Estou no fundo do meu puerpério

Vislumbrei nessa quarentena uma oportunidade talvez única, de viver uma jornada jamais vivido com todos os meus filhos, que era conviver 24 horas durante os 3 primeiros meses de vida do Thiago.


Quando decidi viver mais a fundo o puerpério (aqui não cabe grau de profundeza entre pai e mãe) eu tinha uma mínima idéia do que viria pela frente, assim como se imagina como é ter o primeiro filho, mas viver esse rolê é outro assunto.

O que aconteceu foi algo transformador e ao mesmo tempo assustador, andava cansado e sem paciência sempre no meu limite. Todos que me viam falam que eu estava com cara de cansado, foi então que em uma das reuniões alguém disse: “cara de cansado não! ele está com cara de pai!”.
Um certo momento que eu que desabafei com a Flávia sobre algumas reações que eu tinha principalmente quando o Thiago chorava. Eu perdia totalmente o meu controle, não raciocinava, ficava com as mãos e pés gelados, não conseguia se quer dirigir, tudo que eu mais queria era que ele parasse, e não era fácil fazer isso. O choro em si, nunca foi algo que me incomodava, mas porque agora o Thiago me deixava desnorteado?

Teve horas que a minha vontade era jogar tudo pro alto, se esconder num canto da casa e tapar os ouvidos para não escutar mais nada

Isso me trouxe uma suposta falta de conexão com a criança, trabalho, home office tudo isso favorece para aumentar o nível de estresse. Eu não brincava com meu filho, não tirava fotos e o tempo que eu estava com ele era na tentativa de fazê-lo dormir a todo custo e o mais rápido possível. O tempo que tinha livre e sem trabalho queria dormir de preferência sem a criança por perto. Teve horas que a minha vontade era jogar tudo pro alto, se esconder num canto da casa e tapar os ouvidos para não escutar mais nada. Porque ser pai cansa e não é nada divertido.


Isso me machucava, pois com o Rafa eu brincava, tirava um monte de fotos, tinha muita disposição e me divertia. Já no Thiago, principalmente quando chorava, provocava algo no inconsciente que me remetia a pai que eu não queria ser.

Confesso e não tenho orgulho disso, mas explodi e falei bravo com ele.

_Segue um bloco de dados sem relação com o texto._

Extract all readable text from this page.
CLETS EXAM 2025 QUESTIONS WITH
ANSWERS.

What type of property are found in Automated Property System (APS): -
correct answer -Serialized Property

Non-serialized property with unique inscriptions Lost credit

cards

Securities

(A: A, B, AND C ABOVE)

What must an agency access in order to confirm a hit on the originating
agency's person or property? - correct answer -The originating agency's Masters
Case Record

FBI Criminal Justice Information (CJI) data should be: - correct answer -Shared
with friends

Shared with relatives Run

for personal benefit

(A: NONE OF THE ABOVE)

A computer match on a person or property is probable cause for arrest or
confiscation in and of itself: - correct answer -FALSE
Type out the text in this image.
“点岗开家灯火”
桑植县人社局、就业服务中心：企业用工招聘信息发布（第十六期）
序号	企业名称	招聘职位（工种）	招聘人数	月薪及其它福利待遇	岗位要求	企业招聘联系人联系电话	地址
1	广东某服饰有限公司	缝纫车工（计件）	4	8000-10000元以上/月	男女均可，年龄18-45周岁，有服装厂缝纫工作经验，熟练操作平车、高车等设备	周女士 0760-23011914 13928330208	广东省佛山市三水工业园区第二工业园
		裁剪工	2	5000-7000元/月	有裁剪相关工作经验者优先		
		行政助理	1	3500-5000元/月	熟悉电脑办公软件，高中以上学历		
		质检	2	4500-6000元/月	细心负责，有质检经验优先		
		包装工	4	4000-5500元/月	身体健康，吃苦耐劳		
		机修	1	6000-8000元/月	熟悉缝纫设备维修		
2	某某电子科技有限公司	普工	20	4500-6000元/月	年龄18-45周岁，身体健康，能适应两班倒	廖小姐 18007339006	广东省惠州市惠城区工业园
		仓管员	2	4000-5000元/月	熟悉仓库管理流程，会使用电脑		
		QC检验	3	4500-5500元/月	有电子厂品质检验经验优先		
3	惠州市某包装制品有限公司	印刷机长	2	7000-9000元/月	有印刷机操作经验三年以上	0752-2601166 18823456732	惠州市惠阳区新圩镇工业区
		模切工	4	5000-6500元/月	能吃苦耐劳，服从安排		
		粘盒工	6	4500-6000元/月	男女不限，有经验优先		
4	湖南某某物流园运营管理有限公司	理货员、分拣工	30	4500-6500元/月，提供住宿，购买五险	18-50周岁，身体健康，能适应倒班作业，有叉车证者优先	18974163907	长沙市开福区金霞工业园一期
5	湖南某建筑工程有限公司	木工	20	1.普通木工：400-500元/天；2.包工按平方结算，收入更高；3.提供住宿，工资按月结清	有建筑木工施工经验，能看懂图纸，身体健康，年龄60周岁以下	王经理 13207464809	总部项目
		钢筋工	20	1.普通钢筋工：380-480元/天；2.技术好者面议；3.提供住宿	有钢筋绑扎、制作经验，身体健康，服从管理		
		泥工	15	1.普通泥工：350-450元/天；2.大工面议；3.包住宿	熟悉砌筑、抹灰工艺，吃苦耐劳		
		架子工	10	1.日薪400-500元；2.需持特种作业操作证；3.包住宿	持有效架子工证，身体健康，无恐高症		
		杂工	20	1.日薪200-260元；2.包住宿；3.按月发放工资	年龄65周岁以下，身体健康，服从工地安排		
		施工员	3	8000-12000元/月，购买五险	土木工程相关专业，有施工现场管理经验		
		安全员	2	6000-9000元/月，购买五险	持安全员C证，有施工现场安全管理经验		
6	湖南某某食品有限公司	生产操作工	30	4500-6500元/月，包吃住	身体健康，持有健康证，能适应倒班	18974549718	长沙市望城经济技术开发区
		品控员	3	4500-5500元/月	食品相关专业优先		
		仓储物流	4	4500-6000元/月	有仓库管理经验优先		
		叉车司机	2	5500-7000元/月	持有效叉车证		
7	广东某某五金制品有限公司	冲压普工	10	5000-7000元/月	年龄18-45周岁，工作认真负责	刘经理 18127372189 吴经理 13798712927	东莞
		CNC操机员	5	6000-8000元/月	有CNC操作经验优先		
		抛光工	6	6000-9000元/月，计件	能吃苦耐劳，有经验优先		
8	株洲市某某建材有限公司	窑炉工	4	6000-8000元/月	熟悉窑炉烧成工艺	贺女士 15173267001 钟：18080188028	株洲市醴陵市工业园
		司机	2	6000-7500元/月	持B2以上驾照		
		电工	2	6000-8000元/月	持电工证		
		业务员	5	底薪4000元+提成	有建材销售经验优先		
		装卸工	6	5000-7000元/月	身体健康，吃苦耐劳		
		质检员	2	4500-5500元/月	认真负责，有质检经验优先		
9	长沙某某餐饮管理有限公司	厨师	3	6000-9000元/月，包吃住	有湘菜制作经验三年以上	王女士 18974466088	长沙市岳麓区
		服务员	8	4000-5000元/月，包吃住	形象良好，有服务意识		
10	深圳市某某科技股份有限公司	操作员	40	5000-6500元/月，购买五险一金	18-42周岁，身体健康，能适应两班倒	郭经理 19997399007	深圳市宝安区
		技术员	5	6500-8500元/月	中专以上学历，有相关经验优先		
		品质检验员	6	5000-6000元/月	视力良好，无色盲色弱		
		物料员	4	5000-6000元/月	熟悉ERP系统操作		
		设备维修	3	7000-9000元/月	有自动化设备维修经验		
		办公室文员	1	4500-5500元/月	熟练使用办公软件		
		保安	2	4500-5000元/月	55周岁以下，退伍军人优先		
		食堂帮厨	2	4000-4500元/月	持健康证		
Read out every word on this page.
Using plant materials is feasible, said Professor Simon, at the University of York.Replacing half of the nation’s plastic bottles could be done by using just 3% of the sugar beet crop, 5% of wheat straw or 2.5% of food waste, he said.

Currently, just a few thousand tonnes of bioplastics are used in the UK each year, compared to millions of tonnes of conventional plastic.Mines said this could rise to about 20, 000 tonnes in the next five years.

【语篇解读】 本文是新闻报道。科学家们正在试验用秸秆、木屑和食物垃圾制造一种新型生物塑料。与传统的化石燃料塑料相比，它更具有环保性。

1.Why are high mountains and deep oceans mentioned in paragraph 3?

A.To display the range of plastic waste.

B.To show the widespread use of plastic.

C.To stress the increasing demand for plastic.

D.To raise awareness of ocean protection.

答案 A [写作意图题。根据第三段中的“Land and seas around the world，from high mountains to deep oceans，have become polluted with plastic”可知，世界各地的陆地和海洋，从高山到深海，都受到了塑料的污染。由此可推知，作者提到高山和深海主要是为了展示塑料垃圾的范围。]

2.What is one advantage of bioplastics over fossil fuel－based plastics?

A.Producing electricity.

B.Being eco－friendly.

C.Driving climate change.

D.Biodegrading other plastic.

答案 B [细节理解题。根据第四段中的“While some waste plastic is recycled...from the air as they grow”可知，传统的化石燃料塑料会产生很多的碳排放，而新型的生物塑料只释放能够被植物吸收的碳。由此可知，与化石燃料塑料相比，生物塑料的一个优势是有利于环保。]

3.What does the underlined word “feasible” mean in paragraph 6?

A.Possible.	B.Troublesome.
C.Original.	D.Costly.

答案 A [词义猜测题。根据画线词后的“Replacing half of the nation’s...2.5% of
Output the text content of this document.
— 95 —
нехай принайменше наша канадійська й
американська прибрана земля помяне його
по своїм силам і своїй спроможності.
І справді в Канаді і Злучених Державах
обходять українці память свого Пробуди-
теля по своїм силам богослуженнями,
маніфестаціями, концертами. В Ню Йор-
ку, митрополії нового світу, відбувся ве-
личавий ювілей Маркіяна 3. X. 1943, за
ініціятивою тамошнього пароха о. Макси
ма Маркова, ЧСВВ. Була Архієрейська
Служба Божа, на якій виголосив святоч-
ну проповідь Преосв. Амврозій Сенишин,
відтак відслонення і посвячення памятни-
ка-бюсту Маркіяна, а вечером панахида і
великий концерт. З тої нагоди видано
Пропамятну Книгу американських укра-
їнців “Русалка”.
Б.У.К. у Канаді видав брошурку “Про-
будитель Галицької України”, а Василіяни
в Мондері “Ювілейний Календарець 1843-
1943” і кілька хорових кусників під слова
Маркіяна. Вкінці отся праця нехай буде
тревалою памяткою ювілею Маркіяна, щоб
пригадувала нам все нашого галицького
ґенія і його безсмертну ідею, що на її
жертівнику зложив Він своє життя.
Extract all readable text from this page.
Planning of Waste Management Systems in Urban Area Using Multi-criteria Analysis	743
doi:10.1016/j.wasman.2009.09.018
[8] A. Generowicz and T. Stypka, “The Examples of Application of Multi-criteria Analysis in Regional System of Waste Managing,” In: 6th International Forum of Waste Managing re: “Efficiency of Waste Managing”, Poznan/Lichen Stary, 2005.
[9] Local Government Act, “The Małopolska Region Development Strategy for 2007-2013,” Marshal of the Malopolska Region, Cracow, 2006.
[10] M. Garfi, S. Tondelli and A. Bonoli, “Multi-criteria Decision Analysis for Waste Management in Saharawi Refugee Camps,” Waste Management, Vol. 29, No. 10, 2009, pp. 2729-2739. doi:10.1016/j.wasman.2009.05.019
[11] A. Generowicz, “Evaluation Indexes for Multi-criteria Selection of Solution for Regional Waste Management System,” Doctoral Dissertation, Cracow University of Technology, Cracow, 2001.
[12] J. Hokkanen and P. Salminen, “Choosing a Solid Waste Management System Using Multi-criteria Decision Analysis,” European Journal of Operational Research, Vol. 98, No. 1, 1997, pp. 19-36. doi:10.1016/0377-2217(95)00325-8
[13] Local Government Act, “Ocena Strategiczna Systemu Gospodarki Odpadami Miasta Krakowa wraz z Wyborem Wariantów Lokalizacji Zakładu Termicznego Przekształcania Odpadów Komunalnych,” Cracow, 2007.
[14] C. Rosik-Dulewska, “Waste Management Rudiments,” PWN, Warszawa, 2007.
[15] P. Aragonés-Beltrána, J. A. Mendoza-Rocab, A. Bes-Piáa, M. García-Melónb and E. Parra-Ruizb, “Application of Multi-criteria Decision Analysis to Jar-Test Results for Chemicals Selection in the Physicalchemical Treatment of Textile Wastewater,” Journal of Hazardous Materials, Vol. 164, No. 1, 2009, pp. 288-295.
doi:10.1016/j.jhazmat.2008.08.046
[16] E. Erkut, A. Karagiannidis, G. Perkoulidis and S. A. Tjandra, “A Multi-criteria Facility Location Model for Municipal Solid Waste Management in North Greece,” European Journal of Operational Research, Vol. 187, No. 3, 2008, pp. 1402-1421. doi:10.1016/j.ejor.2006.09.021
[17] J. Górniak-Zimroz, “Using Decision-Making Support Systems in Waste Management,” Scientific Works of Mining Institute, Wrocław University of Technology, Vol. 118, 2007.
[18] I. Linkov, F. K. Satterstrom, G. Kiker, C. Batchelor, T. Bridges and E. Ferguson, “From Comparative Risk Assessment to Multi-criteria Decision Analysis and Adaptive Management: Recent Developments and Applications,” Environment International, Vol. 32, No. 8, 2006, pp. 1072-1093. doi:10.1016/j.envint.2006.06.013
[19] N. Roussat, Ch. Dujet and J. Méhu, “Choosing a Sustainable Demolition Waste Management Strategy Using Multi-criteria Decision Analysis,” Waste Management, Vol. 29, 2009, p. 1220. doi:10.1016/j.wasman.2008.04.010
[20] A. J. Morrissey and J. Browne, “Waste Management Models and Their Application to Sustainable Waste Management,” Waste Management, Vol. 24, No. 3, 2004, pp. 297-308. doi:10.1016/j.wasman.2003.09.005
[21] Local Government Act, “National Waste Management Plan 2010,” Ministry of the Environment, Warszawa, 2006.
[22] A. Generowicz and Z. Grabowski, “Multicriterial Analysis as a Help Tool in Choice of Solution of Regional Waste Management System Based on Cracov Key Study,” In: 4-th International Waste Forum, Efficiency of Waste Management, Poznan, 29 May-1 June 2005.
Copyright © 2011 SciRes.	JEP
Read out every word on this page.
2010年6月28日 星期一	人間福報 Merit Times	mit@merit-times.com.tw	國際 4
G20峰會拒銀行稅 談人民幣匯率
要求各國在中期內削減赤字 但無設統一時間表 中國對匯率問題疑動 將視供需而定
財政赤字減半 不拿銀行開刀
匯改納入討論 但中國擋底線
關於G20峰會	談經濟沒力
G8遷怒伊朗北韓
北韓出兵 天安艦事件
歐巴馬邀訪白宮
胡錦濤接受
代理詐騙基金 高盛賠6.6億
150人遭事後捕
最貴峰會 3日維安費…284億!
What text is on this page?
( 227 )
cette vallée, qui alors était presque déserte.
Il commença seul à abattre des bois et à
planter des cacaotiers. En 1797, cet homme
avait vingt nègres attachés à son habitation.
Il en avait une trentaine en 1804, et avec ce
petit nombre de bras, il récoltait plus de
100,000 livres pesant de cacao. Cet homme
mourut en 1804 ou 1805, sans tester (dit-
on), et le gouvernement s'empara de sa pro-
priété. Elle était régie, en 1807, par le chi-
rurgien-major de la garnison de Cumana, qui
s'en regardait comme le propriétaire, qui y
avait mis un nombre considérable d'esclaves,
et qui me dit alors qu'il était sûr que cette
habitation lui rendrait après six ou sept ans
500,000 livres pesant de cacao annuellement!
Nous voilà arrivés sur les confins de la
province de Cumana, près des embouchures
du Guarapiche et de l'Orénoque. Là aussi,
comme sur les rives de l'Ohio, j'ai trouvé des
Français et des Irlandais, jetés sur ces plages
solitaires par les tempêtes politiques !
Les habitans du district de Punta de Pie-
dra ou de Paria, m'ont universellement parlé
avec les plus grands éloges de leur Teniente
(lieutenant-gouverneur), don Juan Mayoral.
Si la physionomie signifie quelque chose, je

O estopim foi um dia que a Flávia precisou se isolar de 20:00 às 22:30. Fiquei com Thiago para dormir, ele não deitava de forma alguma, isso me obrigou a ficar em pé com ele no meu colo com seus quase 7kg por duas horas e meia e se eu pensasse em sentar ele chorava aos berros. Confesso e não tenho orgulho disso, mas explodi e falei bravo com ele.

Naquela hora senti raiva de mim por ter explodido com recém nascido e foi então que minha ficha caiu, “estou no fundo do meu puerpério”.
Tudo então fazia sentido, impaciência, raiva, noites mal dormidas, abrir mão das minhas coisas para cuidar de filhos.


Já com entendimento do meu estado e aceitação disso, minha relação com ele mudou totalmente, estamos conectados, se divertindo, e nos descobrindo. Continuou meio atordoado com choro, mas consigo ser proativo em não deixar o gatilho da minha bomba estourar(rs) e as coisas agora estão fluindo mais leves.


A Flávia vem há algum tempo me dizendo e como foi importante a minha participação nesses primeiros meses tornando a passagem dela por puerpério mais fácil.

Se este relato fosse escrito por uma mulher talvez seria visto com mais normalidade

Se este relato fosse escrito por uma mulher talvez seria visto com mais normalidade, pois isso é o dia a dia delas nos primeiros meses de vida de uma criança. O que às vezes nós homens não conseguimos enxergar os o porquês delas estarem tão irritadas por passarem o dia todo “só” cuidando da criança, deve ser frustrante para elas.

Ter empatia com este momento em que elas vivenciam, é primordial para entendermos como são difíceis esses 3 primeiros meses e que nossa participação é indispensável para tornar este momento mais leve.
Passar por este processo foi dolorido, difícil mas é necessário, porém muito mais difícil foi abrir mão dos privilégios que nós homens temos, a todo momento sou tentado a fazer um certo corpo mole, porém fica claro que se dividindo em duas pessoas foi muito difícil, imagina deixar tudo nas costa de uma pessoa só?